Senior Art Exhibit 2006 | Pepperdine University | Seaver College

Senior Art Exhibit 2006

The Death of Ignorance

I should like to see any power of the world destroy this race, this small tribe of unimportant people whose history is ended, whose wars have been fought and lost, whose structures have crumbled, whose literature is unread, whose music is unheard, whose prayers are no longer uttered. Go ahead, destroy this race. Let us say that it is again 1915; there is war in the world. Destroy Armenia. See if you can do it. Send them from their homes into the desert. Let them have neither bread nor water. Burn their homes and their churches. See if they will not live again. See if they will not laugh again. See if you can stop them from mocking the big ideas of the world…Go ahead, try to destroy them.
- William Saroyan

This is where I come from. A culture that has existed for thousands of years but no one is aware of its origins or history. I come from a culture that has gone through constant denial, generation after generation, and after all it has struggled, it has marinated its posture and stands proud in seclusion among the vastness of the world. Its only history is told through its children, who abandon and leave in search of survival, exposing themselves and their culture to the rest of the world. I come from a place which no one understands but me. When I tell my story, it echoes back to be because no one is aware of who Armenians are. I come from a country whose walls narrate ancient history; a place where scarceness rests upon day and night; where there is no hope for the future, but the hope to survive. This place I call home. This environment I long for but cannot reach. Only memory would allow me to walk upon its grounds, eat its ripened fruit harvested upon its ancient soil, and read its history inscribed on its ancient structures.
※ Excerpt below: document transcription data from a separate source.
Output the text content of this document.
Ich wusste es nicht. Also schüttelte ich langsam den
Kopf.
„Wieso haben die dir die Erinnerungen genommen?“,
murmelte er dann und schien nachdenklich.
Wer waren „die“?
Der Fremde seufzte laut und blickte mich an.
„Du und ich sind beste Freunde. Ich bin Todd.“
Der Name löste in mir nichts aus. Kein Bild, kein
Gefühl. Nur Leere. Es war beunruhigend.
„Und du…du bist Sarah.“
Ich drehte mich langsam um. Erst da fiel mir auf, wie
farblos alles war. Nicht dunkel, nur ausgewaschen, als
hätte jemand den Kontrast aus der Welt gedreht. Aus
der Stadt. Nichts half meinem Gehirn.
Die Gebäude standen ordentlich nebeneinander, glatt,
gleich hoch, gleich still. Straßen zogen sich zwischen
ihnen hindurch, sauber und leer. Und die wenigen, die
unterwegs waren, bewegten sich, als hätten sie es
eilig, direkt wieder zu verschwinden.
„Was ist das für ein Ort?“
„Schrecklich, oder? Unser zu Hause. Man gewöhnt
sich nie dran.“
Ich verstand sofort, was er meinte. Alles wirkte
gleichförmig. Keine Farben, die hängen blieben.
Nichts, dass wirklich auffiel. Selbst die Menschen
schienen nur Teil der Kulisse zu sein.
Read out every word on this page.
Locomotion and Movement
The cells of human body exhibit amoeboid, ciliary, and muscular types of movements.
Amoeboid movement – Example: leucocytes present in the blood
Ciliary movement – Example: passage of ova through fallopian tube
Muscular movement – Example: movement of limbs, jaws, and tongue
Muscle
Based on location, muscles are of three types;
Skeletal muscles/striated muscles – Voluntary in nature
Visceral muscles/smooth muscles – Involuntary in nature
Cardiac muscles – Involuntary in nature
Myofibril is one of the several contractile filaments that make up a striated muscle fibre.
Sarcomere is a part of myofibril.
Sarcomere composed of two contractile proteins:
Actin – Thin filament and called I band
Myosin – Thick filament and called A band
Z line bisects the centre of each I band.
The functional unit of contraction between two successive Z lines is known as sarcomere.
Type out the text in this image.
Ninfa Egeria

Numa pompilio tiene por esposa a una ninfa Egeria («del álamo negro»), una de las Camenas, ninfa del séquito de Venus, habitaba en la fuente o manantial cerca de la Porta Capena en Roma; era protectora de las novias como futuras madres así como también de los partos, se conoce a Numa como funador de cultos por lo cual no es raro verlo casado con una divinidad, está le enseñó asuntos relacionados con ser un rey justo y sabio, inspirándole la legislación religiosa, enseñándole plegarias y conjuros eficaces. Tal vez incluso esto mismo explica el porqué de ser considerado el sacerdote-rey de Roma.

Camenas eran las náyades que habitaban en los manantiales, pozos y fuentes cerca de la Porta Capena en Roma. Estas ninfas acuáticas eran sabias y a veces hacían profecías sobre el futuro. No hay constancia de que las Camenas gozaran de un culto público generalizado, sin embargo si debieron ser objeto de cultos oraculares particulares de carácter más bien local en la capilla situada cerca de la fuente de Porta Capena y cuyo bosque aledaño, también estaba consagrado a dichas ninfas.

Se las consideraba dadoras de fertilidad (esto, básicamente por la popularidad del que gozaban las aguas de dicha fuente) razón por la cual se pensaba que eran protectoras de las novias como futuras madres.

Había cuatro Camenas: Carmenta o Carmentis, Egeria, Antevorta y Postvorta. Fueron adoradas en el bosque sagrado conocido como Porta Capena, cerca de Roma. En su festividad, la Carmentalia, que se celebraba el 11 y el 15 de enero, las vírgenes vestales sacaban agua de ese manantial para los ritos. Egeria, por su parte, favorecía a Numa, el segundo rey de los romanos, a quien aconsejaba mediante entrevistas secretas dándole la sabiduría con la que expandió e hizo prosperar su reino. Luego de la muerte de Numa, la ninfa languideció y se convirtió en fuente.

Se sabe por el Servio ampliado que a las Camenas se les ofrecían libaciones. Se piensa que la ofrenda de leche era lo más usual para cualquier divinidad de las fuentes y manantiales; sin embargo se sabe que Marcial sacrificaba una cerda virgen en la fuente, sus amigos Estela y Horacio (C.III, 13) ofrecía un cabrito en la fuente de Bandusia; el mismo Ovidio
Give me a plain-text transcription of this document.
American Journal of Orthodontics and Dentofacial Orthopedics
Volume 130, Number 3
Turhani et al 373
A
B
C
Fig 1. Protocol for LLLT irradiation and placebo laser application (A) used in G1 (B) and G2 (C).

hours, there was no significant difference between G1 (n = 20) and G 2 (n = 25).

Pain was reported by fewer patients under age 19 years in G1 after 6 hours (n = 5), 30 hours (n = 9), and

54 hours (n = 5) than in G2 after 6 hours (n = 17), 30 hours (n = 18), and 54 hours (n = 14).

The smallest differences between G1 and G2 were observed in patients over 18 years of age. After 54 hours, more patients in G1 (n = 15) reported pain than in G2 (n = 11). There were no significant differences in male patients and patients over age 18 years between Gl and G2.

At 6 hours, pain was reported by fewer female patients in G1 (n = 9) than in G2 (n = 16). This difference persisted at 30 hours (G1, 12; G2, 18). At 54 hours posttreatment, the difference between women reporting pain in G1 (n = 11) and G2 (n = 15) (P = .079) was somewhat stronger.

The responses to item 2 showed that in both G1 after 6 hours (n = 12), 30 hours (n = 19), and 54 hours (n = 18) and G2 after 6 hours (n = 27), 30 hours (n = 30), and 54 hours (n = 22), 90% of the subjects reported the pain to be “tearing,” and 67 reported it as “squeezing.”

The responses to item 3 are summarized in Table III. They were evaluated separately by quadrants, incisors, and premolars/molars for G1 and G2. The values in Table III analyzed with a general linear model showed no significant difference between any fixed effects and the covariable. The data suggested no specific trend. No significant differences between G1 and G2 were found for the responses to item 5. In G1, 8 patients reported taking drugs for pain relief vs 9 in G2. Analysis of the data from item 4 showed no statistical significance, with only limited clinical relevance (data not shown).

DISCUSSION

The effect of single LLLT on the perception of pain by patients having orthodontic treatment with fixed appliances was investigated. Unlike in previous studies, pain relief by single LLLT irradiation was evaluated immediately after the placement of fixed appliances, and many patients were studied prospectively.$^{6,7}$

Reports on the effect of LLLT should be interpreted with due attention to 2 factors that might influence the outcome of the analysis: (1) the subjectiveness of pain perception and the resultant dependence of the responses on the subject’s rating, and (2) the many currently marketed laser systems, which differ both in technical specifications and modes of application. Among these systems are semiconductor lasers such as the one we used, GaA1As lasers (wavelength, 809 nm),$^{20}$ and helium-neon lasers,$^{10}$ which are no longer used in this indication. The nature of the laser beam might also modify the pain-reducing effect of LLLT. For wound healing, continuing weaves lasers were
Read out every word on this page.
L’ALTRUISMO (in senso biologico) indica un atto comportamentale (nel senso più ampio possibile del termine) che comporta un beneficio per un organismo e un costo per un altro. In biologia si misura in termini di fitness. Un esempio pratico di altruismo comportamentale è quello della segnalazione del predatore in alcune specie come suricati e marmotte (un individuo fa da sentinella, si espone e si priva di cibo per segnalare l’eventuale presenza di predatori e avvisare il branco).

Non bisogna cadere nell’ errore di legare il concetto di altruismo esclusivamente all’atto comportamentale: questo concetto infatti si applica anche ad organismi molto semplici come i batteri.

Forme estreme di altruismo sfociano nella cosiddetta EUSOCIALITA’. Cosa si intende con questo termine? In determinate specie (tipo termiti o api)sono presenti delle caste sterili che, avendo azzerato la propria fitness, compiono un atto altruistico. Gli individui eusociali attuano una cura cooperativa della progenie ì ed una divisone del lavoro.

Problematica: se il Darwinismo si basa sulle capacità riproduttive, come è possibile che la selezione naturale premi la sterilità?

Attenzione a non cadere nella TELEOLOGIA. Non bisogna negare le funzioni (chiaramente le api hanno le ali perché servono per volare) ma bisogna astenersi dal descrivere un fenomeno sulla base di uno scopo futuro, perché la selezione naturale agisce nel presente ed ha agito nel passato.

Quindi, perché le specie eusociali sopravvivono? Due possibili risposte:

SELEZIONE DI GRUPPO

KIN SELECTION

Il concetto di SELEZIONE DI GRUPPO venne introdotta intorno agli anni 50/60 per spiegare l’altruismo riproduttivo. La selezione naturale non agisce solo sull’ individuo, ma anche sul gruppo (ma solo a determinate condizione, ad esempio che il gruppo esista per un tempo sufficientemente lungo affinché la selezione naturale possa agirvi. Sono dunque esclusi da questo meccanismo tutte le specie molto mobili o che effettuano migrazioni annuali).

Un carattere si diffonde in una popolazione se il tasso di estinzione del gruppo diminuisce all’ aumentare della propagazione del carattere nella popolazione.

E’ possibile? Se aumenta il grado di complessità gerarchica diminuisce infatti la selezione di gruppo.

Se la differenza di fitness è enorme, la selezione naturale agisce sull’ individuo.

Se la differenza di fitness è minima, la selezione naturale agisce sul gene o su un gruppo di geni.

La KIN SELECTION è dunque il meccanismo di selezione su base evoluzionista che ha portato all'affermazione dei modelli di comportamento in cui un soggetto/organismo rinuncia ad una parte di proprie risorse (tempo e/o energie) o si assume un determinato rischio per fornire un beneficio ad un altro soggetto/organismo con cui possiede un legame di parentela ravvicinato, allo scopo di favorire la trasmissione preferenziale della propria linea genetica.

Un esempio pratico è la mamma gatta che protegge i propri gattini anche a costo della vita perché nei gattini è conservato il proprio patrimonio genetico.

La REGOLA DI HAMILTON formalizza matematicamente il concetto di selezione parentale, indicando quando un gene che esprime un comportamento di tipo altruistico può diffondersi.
For my senior art showcase I decided to paint scenes that represent the Armenian Genocide of 1915 and my culture in general. Although most paintings that deal with a somber subject matter use monochromatic color scheme, like Picasso's Guernica, I chose to use a colorful palette to convey the same emotion as a subdued monochromatic palette. The challenge was to use bright and piercing colors to have the effect of a more subtle, peaceful, and turbulent energy.

My biggest painting conveys a violent yet serene atmosphere. It presents the idea of emptiness and the dominance of nature to show that the landscape that surrounded the victims of 1915 acted as a witness. First, the conductor is calling all Armenians together to face and overcome the denial of the genocide. Second, he is voicing the story of 1915 to the world, asking for acceptance. However, having no listener or getting no reaction, he faces denial. The wall pieces that lead toward the painting represent not only the dead victims but the living survivors on their march toward acceptance and recognition of the genocide. They also represent the genocide monument, Tsitsernakabert, which is in Yerevan. On the walls I sketched historical people and things that bear ideas of despair, struggle, and the death of ignorance.

I chose red as the dominant color in my works to convey the idea of blood as a sign of birth, life, and death. The pomegranate is associated with Armenia, in that while Armenians were driven into the desert by the Ottoman Turks, they could only afford to eat a seed a day. The broken pomegranate in my other paintings represents the victims, as they were untimely plucked and destroyed.

My title The Death of Ignorance refers to the following: ignorance did not only kill a million and a half of Armenians in 1915, but it is still metaphorically killing Armenians today because the genocide is still being denied.